This post is partly a response to the fact that, with the UK election today, politics is very much in the air right now. Pier Paolo Pasolini was a very controversial, politically active and outspoken man.
This is an odd entry, in a way, as it represents an as yet mostly unexplored fascination. Whereas the former three posts of this series represent stuff I’ve looked into quite a bit, my interest in Pasolini is much less clear or understood (by me!). His name has floated around in my life for years. The first or most memorable encounter I can bring to mind is Tom Baker’s enthusiastic recollections, in his candid and often hilarious autobiography Who On Earth is Tom Baker?, of playing a part in Pasolini’s Canterbury Tales.

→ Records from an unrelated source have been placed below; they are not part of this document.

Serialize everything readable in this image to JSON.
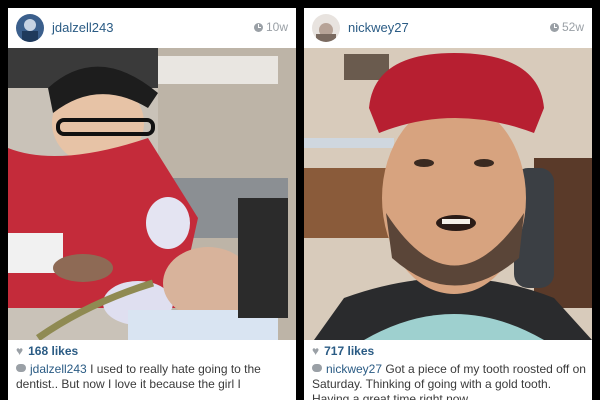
{
  "posts": [
    {
      "username": "jdalzell243",
      "time": "10w",
      "likes": "168 likes",
      "caption_user": "jdalzell243",
      "caption_text": "I used to really hate going to the dentist.. But now I love it because the girl I"
    },
    {
      "username": "nickwey27",
      "time": "52w",
      "likes": "717 likes",
      "caption_user": "nickwey27",
      "caption_text": "Got a piece of my tooth roosted off on Saturday. Thinking of going with a gold tooth. Having a great time right now"
    }
  ],
  "icons": {
    "time": "clock-icon",
    "likes": "heart-icon",
    "comment": "comment-bubble-icon"
  },
  "colors": {
    "username": "#2a5b84",
    "meta": "#9aa0a6",
    "background": "#000000"
  }
}
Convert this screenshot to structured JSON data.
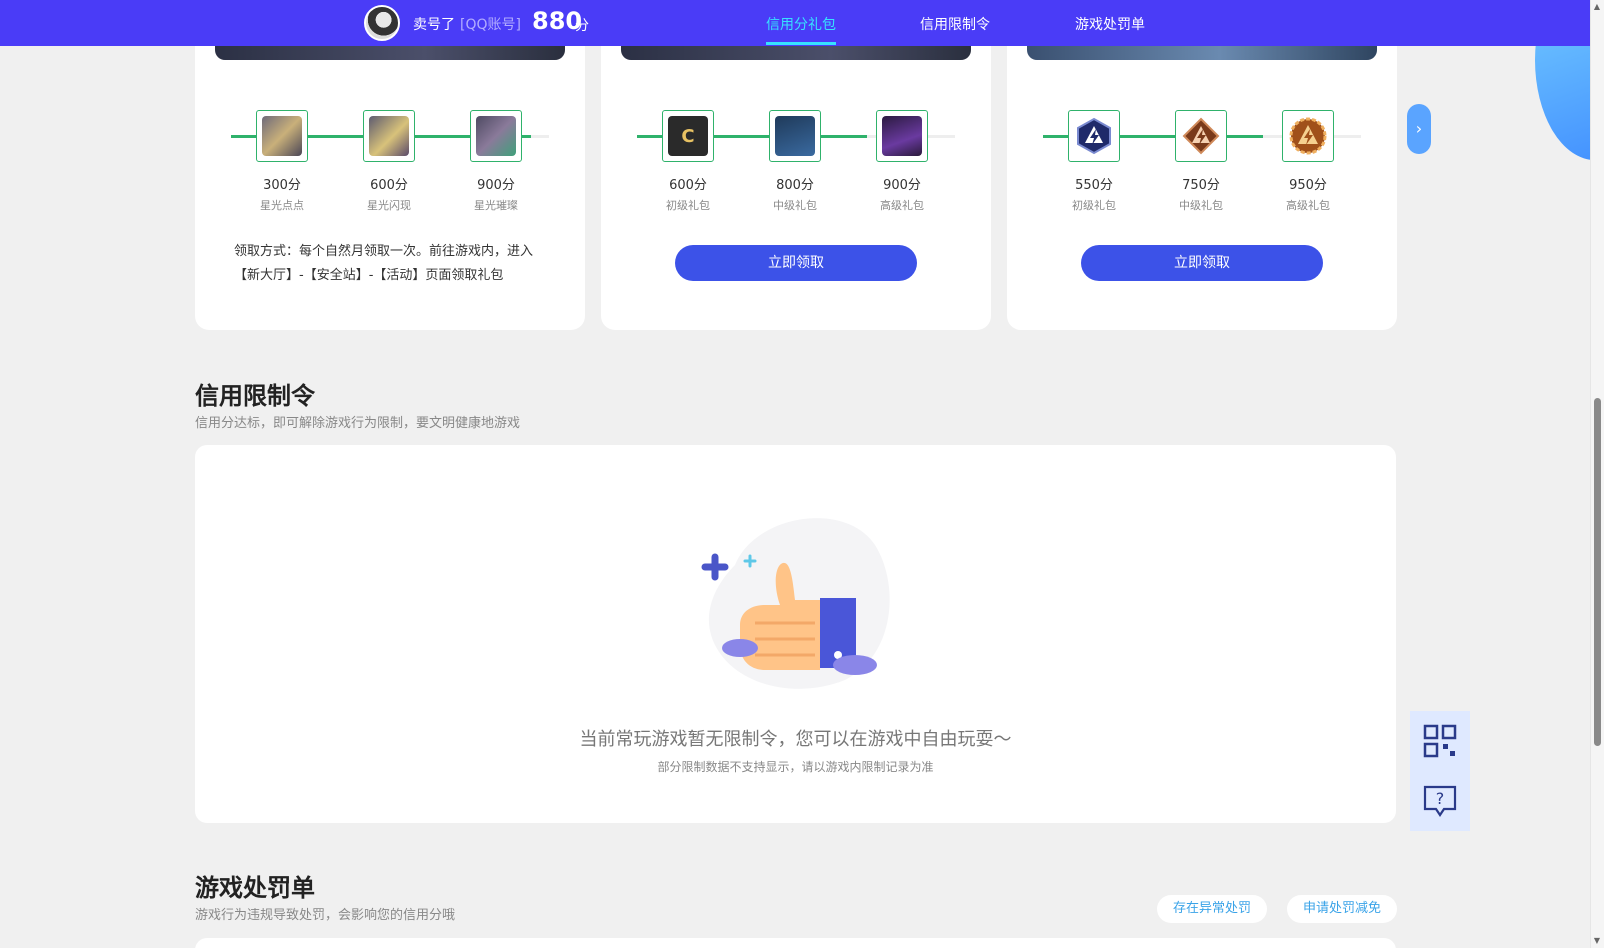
{
  "header": {
    "username": "卖号了",
    "account_tag": "[QQ账号]",
    "score": "880",
    "score_unit": "分",
    "nav": [
      "信用分礼包",
      "信用限制令",
      "游戏处罚单"
    ],
    "active_nav": "信用分礼包",
    "accent": "#4a3cf7",
    "active_color": "#37e2ff"
  },
  "gift_cards": [
    {
      "nodes": [
        {
          "points": "300分",
          "name": "星光点点"
        },
        {
          "points": "600分",
          "name": "星光闪现"
        },
        {
          "points": "900分",
          "name": "星光璀璨"
        }
      ],
      "progress": 1.0,
      "note": "领取方式：每个自然月领取一次。前往游戏内，进入【新大厅】-【安全站】-【活动】页面领取礼包"
    },
    {
      "nodes": [
        {
          "points": "600分",
          "name": "初级礼包"
        },
        {
          "points": "800分",
          "name": "中级礼包"
        },
        {
          "points": "900分",
          "name": "高级礼包"
        }
      ],
      "progress": 1.0,
      "button": "立即领取"
    },
    {
      "nodes": [
        {
          "points": "550分",
          "name": "初级礼包"
        },
        {
          "points": "750分",
          "name": "中级礼包"
        },
        {
          "points": "950分",
          "name": "高级礼包"
        }
      ],
      "progress": 1.0,
      "button": "立即领取"
    }
  ],
  "restriction": {
    "title": "信用限制令",
    "subtitle": "信用分达标，即可解除游戏行为限制，要文明健康地游戏",
    "empty_main": "当前常玩游戏暂无限制令，您可以在游戏中自由玩耍～",
    "empty_sub": "部分限制数据不支持显示，请以游戏内限制记录为准"
  },
  "penalty": {
    "title": "游戏处罚单",
    "subtitle": "游戏行为违规导致处罚，会影响您的信用分哦",
    "pill_abnormal": "存在异常处罚",
    "pill_appeal": "申请处罚减免"
  },
  "icons": {
    "next": "chevron-right-icon",
    "qr": "qr-code-icon",
    "help": "help-chat-icon"
  }
}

As a result of this anecdote, and the effusive reverence Baker evinced for, I watched said Canterbury Tales. This would be about 15-20 years ago. My abiding memories of that viewing are two very earthy bodily function related scenes, one involving The Damned being shat out of a huge Devil’s arse, and the other seeing some guy peeing on folk from a balcony! And lots of sex (although no erotica).
Many years later, my occasional peripheral interest in extreme cinema lead me to a viewing of Pasolini’s controversial Salo, or 120 Days of Sodom. At the time I was trying to find out if there were any films out there that I would find genuinely shocking or disturbing (actually there are legion, but they shock and disturb me for their utter vacuity, but that’s an altogether different topic). Having been brought up in a very sheltered Christian home, I guess this is or was all part of trying to find one’s own identity and boundaries. Intriguingly I recently learned that Abel Ferrara, whose Driller Killer ‘video nasty’ was part of the same search for shocking cinema, has made a film starring Willem Defoe. Simply titled Pasolini, it’s about the Italian poet, leftist and film-director’s brutal and mysterious demise. I also find it intriguing that Pasolini looked rather like the older wrinkled and ravaged Chet Baker, who, in a bizarre coincidence, spent much time as a virtual exile in Italy, and also met an untimely end in somewhat mysterious circumstances.